Dacia Duster 1.3 TCe. Wnętrze, multimedia, automatyczna klimatyzacja.

Czasy, gdy Dacie uchodziły za tandetne i kiepsko spasowane, minęły bezpowrotnie. Duster drugiej generacji wyraźnie zyskał na jakości tworzyw sztucznych, choć nieco odbiega w tej kwestii od swojego hiszpańskiego konkurenta. W Dacii znajdziemy trochę więcej twardych plastików pochodzących z recyklingu. Tutaj też mniej się dzieje kolorystycznie. Projekt kokpitu jest dość siermiężny, ale bardzo czytelny. Dostęp do wszelkich pokręteł następuje w sposób intuicyjny. Na pokładzie znajdziemy automatyczną, jednostrefową klimatyzację, tempomat, bezkluczykowy dostęp oraz 8-calowy ekran systemu multimedialnego. Pozornie, wygląda mniej ciekawie od tego w Seacie, ale oferuje zestaw całkiem ciekawych opcji, w tym układ czterech kamer monitorujących sytuację wokół auta i poprawiający komfort wykonywania parkingowych manewrów. Przyda się też w terenie, a pewnie wielu kierowców Dustera nie będzie się bało zjechać z utwardzonego szlaku.

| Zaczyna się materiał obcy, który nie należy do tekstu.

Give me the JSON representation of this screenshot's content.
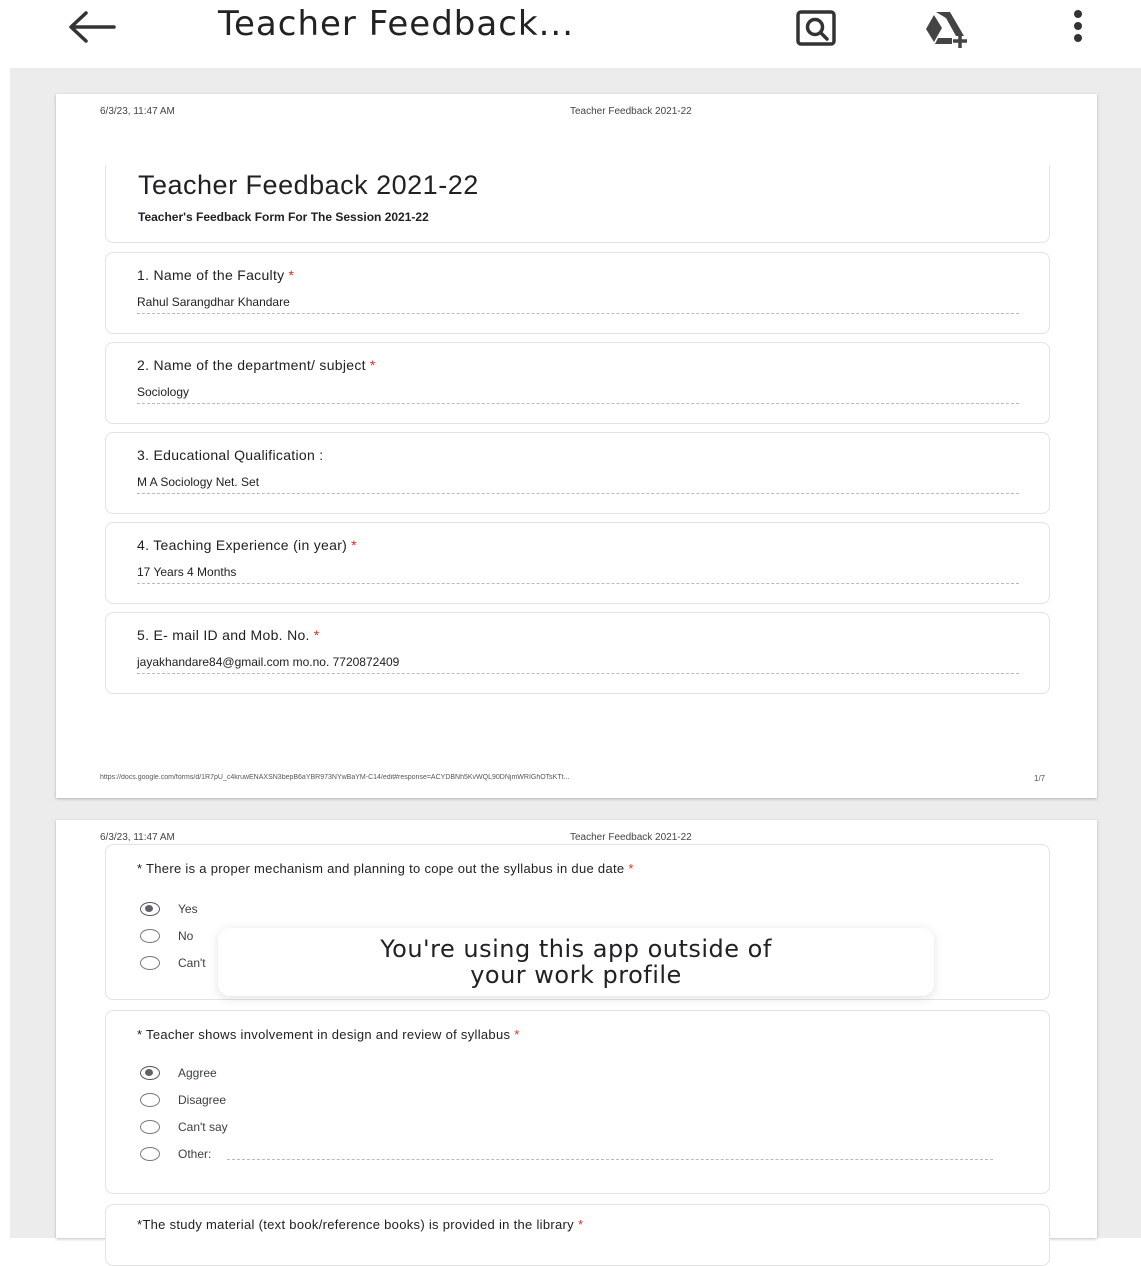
{
  "appbar": {
    "title": "Teacher Feedback..."
  },
  "page1": {
    "timestamp": "6/3/23, 11:47 AM",
    "header_title": "Teacher Feedback 2021-22",
    "form_title": "Teacher Feedback 2021-22",
    "form_description": "Teacher's Feedback Form For The Session 2021-22",
    "questions": [
      {
        "label": "1. Name of the Faculty",
        "required": "*",
        "answer": "Rahul Sarangdhar Khandare"
      },
      {
        "label": "2. Name of the department/ subject",
        "required": "*",
        "answer": "Sociology"
      },
      {
        "label": "3. Educational Qualification :",
        "required": "",
        "answer": "M A Sociology Net. Set"
      },
      {
        "label": "4. Teaching Experience (in year)",
        "required": "*",
        "answer": "17 Years 4 Months"
      },
      {
        "label": "5. E- mail ID and Mob. No.",
        "required": "*",
        "answer": "jayakhandare84@gmail.com  mo.no. 7720872409"
      }
    ],
    "url": "https://docs.google.com/forms/d/1R7pU_c4kruwENAXSN3bepB6aYBR973NYwBaYM-C14/edit#response=ACYDBNh5KvWQL90DNjmWRIGhOTsKTt...",
    "page_number": "1/7"
  },
  "page2": {
    "timestamp": "6/3/23, 11:47 AM",
    "header_title": "Teacher Feedback 2021-22",
    "q6": {
      "label": "* There is a proper mechanism and planning to cope out the syllabus in due date",
      "required": "*",
      "options": [
        "Yes",
        "No",
        "Can't"
      ],
      "selected": "Yes"
    },
    "q7": {
      "label": "* Teacher shows involvement in design and review of syllabus",
      "required": "*",
      "options": [
        "Aggree",
        "Disagree",
        "Can't say",
        "Other:"
      ],
      "selected": "Aggree"
    },
    "q8": {
      "label": "*The  study material (text book/reference books) is provided in the library",
      "required": "*"
    }
  },
  "toast": {
    "line1": "You're using this app outside of",
    "line2": "your work profile"
  },
  "icons": {
    "back": "arrow-left-icon",
    "search": "search-document-icon",
    "drive": "add-to-drive-icon",
    "more": "more-vert-icon"
  }
}
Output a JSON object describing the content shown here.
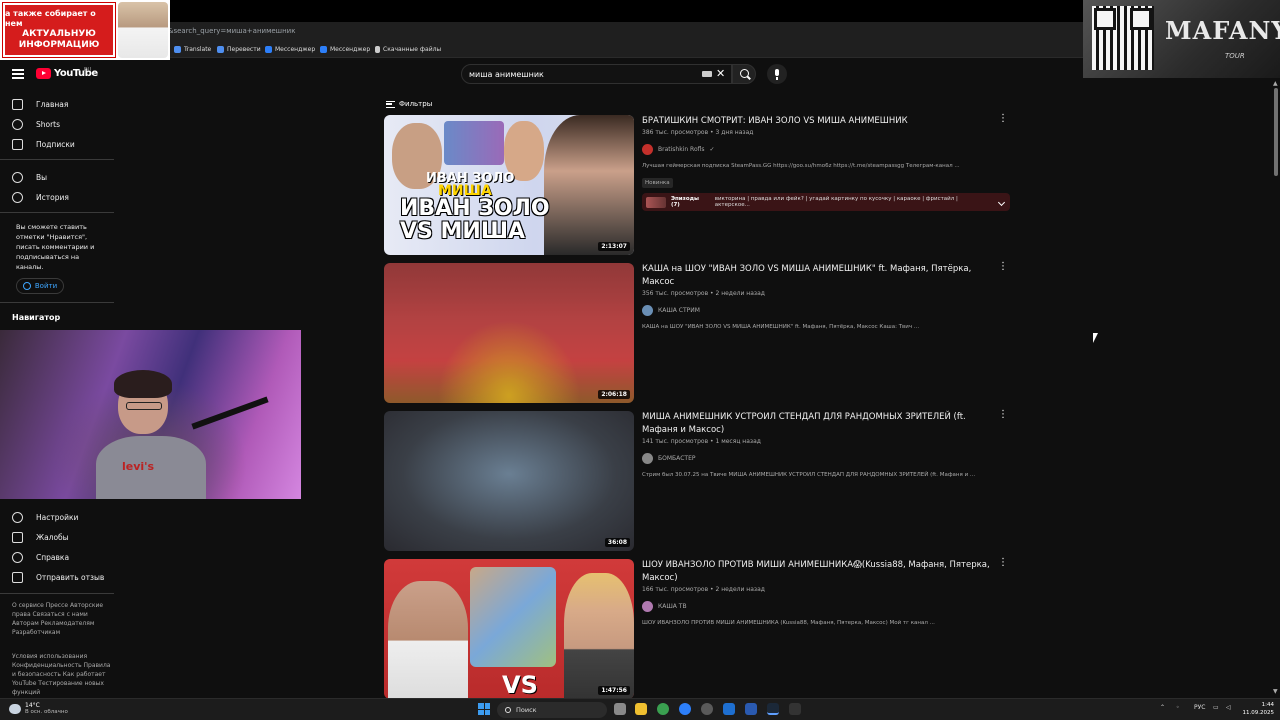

Z uwagi na podobne gabaryty, przestrzeń w obu autach jest podobna. Co ważne, w drugim rzędzie miejsca nie zabraknie wysokim osobom. Kanapa jest dość wygodna, a siedzisko obszerne. Przednie fotele zostały zamontowano nieco wyżej niż u konkurenta i wyraźnie gorzej je wyprofilowano. Cóż, Dacia zachęca przede wszystkim do jazdy po nieutwardzonych drogach we względnym komforcie. Dynamiczne pokonywanie zakrętów nie należy do jej mocnych stron. W odmianie z napędem na cztery koła, bagażnik pochłonie 411 litrów. Złożenie oparć drugiego rzędu podniesie możliwości przewozowe do 1444 litrów, co w tym segmencie jest dobrym rezultatem. W odmianie FWD, kufer pochłonie od 445 do 1478 l.

Dacia Duster 1.3 TCe
Dacia Duster 1.3 TCe fot. Piotr Mokwiński
Dacia Duster 1.3 TCe
Dacia Duster 1.3 TCe fot. Piotr Mokwiński

Seat Ateca 1.5 TSI. Przestrzeń, materiały wykończeniowe, elektroniczne gadżety.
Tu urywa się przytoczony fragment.